In new research this week, an experimental treatment seems to have helped beat back a woman’s advanced pancreatic cancer. The woman’s tumors have since substantially shrunk in size and she has remained in stable health a year after the treatment—results that hold promise for a new approach to these kinds of often fatal cancers.
The treatment is a form of immunotherapy, a recently developed method of fighting cancer. The premise is simple enough: teach the immune system to kill cancer cells that it normally wouldn’t. Often, this is done by genetically altering T-cells to carry new receptors on their surface, receptors that allow the cells to now recognize a protein, or antigen, found in certain cancer cells.
Immunotherapy treatments have succeeded in improving many people’s odds of survival against advanced blood cancers like leukemia. But it’s proven harder to train the immune system to go after solid tumors, which can form anywhere in the body. Researchers at the Providence Cancer Institute, however, believe that they may have found a way around these hurdles, at least for some patients.
Their earlier research has shown that some T-cells can naturally identify a particular mutant version of an antigen found in some solid tumors, known as KRAS G12D. They theorized that the T-cells of people with the right genetic compatibility could be reprogrammed to target tumors that contain this mutant KRAS. The patient in this new study, identified as Kathy Wilkes by the Associated Press, turned out to have just such a cancer, and she was genetically compatible to boot.
Last June, Wilkes received a single infusion of her T-cells, which were altered to carry two receptors important for recognizing the mutant antigen in the lab and then grown en masse. Six months later, her metastatic tumors had seemingly shrunk by 72% percent, while the altered T-cells continued to linger, accounting for 2% of circulating peripheral T-cells in her system. And recent check-ups haven’t found any signs of her condition worsening. The team’s findings were published Wednesday in the New England Journal of Medicine.
“It’s really exciting. It’s the first time this sort of treatment has worked in a very difficult-to-treat cancer type,” Josh Veatch of the Fred Hutchinson Cancer Research Center, who is not affiliated with the research, told the AP.

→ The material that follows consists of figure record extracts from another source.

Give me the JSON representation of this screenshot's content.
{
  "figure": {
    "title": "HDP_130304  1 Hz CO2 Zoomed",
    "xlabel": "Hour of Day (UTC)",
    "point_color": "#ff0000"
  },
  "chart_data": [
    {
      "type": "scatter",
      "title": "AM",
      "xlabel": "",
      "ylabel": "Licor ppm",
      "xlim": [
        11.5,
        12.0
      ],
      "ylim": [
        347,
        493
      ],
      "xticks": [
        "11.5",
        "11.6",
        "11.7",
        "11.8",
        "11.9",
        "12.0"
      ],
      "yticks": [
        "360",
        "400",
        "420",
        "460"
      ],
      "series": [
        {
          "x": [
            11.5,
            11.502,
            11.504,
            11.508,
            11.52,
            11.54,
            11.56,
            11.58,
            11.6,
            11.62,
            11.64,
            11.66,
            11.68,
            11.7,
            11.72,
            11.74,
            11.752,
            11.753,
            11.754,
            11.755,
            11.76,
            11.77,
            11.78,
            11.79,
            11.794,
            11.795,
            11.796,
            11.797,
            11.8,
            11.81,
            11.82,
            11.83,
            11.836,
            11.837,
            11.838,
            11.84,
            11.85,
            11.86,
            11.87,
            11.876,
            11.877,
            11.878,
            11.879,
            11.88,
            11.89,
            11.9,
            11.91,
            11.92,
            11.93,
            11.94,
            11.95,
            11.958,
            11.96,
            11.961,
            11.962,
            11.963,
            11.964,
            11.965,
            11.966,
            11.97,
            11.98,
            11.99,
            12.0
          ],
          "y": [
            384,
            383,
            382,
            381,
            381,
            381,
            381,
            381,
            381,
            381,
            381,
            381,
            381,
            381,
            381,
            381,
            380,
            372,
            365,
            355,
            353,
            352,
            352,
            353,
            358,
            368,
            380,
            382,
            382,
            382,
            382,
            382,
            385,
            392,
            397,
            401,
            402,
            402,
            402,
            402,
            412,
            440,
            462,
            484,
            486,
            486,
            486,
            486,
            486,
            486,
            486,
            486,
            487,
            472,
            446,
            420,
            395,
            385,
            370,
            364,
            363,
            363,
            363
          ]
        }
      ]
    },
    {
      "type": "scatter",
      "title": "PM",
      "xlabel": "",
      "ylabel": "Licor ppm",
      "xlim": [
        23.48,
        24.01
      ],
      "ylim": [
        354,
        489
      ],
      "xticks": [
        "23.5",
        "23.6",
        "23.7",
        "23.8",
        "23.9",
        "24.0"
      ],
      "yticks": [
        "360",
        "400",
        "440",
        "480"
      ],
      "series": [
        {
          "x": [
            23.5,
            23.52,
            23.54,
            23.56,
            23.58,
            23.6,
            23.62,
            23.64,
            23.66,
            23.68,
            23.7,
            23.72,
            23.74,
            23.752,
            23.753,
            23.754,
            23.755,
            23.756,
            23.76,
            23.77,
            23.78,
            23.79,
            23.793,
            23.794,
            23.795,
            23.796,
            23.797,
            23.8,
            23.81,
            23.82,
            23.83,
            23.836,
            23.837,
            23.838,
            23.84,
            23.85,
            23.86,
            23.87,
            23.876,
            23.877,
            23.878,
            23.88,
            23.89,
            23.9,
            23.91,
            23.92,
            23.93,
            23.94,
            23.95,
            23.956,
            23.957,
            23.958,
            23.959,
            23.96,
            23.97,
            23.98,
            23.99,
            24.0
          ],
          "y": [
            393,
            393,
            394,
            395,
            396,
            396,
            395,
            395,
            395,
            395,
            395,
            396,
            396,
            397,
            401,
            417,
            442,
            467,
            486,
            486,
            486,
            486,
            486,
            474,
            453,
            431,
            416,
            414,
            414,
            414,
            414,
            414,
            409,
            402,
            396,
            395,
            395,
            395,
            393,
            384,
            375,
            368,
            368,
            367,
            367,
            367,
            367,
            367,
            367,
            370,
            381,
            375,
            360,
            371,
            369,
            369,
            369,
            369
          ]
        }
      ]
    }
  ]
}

This improvement is obviously not a full remission. But following conventional treatment with chemotherapy, radiation, and surgery, Wilkes’ cancer began to spread outside her pancreas, leaving her with few options and little chance of long-term survival. Reportedly, she herself sought out doctors at the Providence Cancer Institute after hearing about their research. And the team was able to perform the procedure with approval from the Food and Drug Administration.
Encouraging as these results are, they come from a sample size of one. And an earlier patient of the institute failed to show any improvement following treatment. So it will take more clinical research to confirm that this method really can help compatible patients. Elsewhere, other research teams are working on their own ways to boost the potential of immunotherapy for solid tumor cancers, such as by using cancer-killing viruses in conjunction.